Chan Kam Hoi, Chan Chun Wing, Chow Wai Hung, Kwan Wai Keung, Kong Chi Kwan, Mak Ka Fung, Leung Miu Yi, Lau Lin Kiu
Department of Medicine, Yan Chai Hospital, Tsuen Wan, Hong Kong SAR, China.
World J Gastroenterol. 2006 Apr 14;12(14):2223-8. doi: 10.3748/wjg.v12.i14.2223.
To investigate the prevalence and clinical pattern of gastrointestinal stromal tumors (GISTs) in Hong Kong Chinese, and to assess the impact of introduction of CD117 on the disease incidence.
From the database of the Department of Pathology of Yan Chai Hospital, 47 patients, with GISTs from September 1995 to December 2003 were included in this study. Ten GISTs were diagnosed before the introduction of CD117. The clinical features, tumor characteristics, and treatment were analyzed. Factors predicting tumor related death or recurrence were studied with Cox proportional hazard model.
The patients included 26 males and 21 females, with a mean age of 66.6 years (SD 13.1, range 29-87 years). The estimated prevalence of GISTs was 13.4-15.6 per 100,000 people, with an annual incidence of 1.68-1.96 per 100,000 people. The annual incidence of GISTs before and after the introduction of CD117 was 1.1 per 100,000 people and 2.1 per 100,000 people respectively. Stomach (34 patients, 72.3%) was the most common location for the tumor, followed by the small intestine (8 patients, 17.0%), esophagus (2 patients, 4.3%), omentum (2 patients, 4.3%) and colon (1 patient, 2.1%). Thirty-one patients (66%) had complete tumor resection. Eleven out of 16 deaths (23%) were tumor-related. The median survival time was 26 mo. Five-year survival rate was 61.3%. The significant factors associated with tumor-related death or recurrence were incomplete resection, tumor size 5 cm or above, invasion to the adjacent organ or presence of metastasis.
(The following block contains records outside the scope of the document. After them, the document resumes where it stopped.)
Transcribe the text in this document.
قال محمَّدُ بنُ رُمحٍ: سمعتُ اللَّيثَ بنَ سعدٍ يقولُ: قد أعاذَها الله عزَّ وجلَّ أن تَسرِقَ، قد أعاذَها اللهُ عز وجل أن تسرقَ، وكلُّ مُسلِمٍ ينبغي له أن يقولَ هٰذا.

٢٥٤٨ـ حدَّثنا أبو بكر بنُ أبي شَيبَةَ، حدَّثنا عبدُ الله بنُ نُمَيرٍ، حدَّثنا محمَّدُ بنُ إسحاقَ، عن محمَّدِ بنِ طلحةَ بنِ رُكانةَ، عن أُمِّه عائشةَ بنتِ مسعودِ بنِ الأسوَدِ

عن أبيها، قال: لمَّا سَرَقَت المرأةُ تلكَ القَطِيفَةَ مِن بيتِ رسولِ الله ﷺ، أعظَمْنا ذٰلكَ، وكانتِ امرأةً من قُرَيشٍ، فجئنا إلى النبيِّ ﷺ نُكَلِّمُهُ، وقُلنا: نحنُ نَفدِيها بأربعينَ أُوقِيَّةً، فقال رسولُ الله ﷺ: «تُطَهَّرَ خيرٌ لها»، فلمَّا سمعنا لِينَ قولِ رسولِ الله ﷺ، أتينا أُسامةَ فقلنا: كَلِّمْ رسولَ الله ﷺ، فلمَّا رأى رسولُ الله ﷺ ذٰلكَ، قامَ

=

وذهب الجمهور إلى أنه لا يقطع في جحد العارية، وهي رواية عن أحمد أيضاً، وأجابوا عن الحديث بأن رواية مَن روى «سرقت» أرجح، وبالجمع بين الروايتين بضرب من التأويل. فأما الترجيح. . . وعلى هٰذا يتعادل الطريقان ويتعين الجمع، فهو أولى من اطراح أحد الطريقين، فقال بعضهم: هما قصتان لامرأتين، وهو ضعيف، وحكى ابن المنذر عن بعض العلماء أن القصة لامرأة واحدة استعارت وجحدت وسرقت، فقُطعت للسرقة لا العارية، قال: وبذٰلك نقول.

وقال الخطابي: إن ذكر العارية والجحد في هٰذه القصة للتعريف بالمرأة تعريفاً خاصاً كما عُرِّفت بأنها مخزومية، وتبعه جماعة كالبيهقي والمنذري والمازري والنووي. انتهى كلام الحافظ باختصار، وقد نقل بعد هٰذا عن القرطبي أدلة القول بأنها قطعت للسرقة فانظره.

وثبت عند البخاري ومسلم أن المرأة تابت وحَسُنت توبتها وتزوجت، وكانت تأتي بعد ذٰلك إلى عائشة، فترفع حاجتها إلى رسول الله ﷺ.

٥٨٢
The incidence of GIST in Hong Kong is comparable to that in the United States but lower than that in Finland. The true incidence of GISTs could be underestimated before the introduction of CD117. Incomplete resection, tumor size 5 cm or above, invasion to the adjacent organ or presence of metastasis are factors predicting tumor-related death or recurrence.
调查香港华人胃肠道间质瘤(GISTs)的患病率和临床模式,并评估引入CD117对疾病发病率的影响。
从仁济医院病理科数据库中纳入1995年9月至2003年12月期间的47例GIST患者。10例GIST在引入CD117之前被诊断。分析临床特征、肿瘤特征和治疗情况。采用Cox比例风险模型研究预测肿瘤相关死亡或复发的因素。
患者包括26名男性和21名女性,平均年龄66.6岁(标准差13.1,范围29 - 87岁)。GIST的估计患病率为每10万人13.4 - 15.6例,年发病率为每10万人1.68 - 1.96例。引入CD117之前和之后GIST的年发病率分别为每10万人1.1例和每10万人2.1例。胃(34例患者,72.3%)是肿瘤最常见的部位,其次是小肠(8例患者,17.0%)、食管(2例患者,4.3%)、网膜(2例患者,4.3%)和结肠(1例患者,2.1%)。31例患者(66%)进行了肿瘤完整切除。16例死亡患者中有11例(23%)与肿瘤相关。中位生存时间为26个月。5年生存率为61.3%。与肿瘤相关死亡或复发相关的显著因素是切除不完全、肿瘤大小5厘米或以上、侵犯相邻器官或存在转移。
香港GIST的发病率与美国相当,但低于芬兰。在引入CD117之前,GIST的真实发病率可能被低估。切除不完全、肿瘤大小5厘米或以上、侵犯相邻器官或存在转移是预测肿瘤相关死亡或复发的因素。